Two interesting questions are addressed in a focal-point computational study of t-butyl radical and the t-butyl anion from the Schaefer group.1 First, is the radical planar? EPR and PES studies from the 1970s indicate a pyramidal structure, with an inversion barrier of only 0.64 kcal mol-1. The CCSD(T)/cc-pCVTZ optimized structure of t-butyl radical shows it to be pyramidal with the out-of-plane angle formed by one methyl group and the other three carbons of 22.9°, much less than the 54.7° of a perfect tetrahedron. Focal point analysis give the inversion barrier 0.74 kcal mol-1, in outstanding agreement with experiment.
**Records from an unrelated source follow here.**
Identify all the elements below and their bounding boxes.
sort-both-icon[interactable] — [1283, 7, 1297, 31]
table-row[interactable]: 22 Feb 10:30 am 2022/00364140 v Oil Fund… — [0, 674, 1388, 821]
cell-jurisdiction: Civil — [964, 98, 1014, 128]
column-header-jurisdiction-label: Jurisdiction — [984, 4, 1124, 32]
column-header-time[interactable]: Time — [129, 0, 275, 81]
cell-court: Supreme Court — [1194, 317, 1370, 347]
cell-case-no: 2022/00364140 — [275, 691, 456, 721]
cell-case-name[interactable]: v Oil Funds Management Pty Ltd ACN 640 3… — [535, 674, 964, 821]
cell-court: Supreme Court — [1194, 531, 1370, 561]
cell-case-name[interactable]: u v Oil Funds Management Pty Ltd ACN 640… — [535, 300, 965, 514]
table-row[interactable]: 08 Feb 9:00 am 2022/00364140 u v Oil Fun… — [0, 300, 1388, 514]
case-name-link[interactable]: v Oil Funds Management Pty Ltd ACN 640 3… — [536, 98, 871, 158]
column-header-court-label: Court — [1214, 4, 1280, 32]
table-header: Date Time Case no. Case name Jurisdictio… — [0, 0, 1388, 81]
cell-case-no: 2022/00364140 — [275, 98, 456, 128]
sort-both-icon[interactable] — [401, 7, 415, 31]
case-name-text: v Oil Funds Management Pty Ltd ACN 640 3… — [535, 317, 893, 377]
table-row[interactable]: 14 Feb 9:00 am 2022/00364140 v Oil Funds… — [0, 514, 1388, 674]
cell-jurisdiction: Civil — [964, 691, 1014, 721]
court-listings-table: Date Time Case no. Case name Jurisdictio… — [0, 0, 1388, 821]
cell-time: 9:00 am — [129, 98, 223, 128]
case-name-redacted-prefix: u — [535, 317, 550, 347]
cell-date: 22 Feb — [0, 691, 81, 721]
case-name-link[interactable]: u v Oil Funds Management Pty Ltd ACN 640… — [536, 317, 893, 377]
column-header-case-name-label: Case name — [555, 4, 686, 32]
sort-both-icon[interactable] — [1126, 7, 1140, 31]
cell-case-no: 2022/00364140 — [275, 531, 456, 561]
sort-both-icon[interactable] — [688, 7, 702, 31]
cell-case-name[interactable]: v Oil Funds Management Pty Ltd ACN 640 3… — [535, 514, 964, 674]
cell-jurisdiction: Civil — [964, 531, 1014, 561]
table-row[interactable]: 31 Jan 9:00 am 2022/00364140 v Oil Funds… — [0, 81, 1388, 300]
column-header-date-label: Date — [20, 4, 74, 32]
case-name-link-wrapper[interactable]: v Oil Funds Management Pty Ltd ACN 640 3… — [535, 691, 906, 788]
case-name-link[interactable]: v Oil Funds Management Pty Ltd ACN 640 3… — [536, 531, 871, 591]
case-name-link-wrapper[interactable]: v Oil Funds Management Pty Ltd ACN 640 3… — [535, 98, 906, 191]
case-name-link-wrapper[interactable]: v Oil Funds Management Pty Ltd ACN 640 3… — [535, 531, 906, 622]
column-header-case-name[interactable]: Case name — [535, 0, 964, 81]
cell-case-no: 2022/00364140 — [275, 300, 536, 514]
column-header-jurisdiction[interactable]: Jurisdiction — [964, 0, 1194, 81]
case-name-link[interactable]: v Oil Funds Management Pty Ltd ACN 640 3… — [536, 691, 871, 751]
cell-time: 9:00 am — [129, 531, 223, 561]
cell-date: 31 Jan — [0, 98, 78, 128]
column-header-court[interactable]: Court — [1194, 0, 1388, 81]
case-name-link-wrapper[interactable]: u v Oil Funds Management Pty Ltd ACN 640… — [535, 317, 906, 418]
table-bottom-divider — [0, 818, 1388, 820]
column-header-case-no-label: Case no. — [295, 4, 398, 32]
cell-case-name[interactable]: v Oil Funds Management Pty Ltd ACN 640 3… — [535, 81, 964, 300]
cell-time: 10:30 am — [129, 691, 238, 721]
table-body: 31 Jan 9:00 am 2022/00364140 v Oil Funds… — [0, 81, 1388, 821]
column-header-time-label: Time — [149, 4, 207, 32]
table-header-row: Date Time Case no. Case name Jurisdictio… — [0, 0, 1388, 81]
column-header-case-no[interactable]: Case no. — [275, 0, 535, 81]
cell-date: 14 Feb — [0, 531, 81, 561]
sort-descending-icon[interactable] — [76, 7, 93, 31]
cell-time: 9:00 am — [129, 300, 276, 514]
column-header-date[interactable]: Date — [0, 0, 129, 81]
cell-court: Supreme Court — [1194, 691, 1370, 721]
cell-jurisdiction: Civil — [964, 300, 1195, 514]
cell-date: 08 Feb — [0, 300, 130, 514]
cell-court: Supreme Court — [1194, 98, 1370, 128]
Second, what is the electron affinity (EA) of the t-butyl radical? Schleyer raised the concern that the alkyl anions may be unbound, and suggested that the electron affinity of t-butyl radical was -9.6 kcal mol-1; in other words, the anion is thermodynamically unstable. This focal-point study shows just how sensitive the EA is to computational method. The HF/CBS value of the EA is -39.59 kcal mol-1 (unbound anion), but the MP2/CBS value is +41.57 kcal mol-1 (bound anion!). The CCSD/aug-cc-pVQZ value is -8.92 while the CCSD(T)/aug-cc-pVQZ value is +4.79 kcal mol-1. The estimated EA at CCSDT(Q)/CBS is -1.88 kcal mol-1, and inclusion of correction terms (including ZPE and relativistic effect) gives a final estimate of the EA as -0.48 kcal mol-1, or a very weakly unbound t-butyl anion. It is somewhat disconcerting that such high-level computations are truly needed for some relatively simple questions about small molecules.
References
(1) Sokolov, A. Y.; Mittal, S.; Simmonett, A. C.; Schaefer, H. F. "Characterization of the t-Butyl Radical and Its Elusive Anion," J. Chem. Theory Comput. 2012, 8, 4323-4329, DOI: 10.1021/ct300753d.
Henry Rzepa responded on 18 Dec 2012 at 11:41 am #
Re: disconcerting. Yes, often its the smaller molecules that do cause the problems. Think of the fun and games to be had with F2 (it is clearly bound, but by what kind of bond? Its not the obvious covalent bond!). Or C2, and the constant too and fro about its bonding (the discussion about whether it has a 4th bond holding the two atoms together is about to burst upon the stage again shortly). I am also reminded of the famous debates about the sign of the dipole moment on CO, and of course the singlet-triplet splitting in CH2. Even cyclobutadiene continues to generate heat (see also in new year) and I am not even going to mention the 25 year saga of the structure of the norbornyl cation (OK, that is not quite a small molecule).
There does seem an assumption that state-of-the-art research can only be with BIG molecules, but the small ones must not be neglected.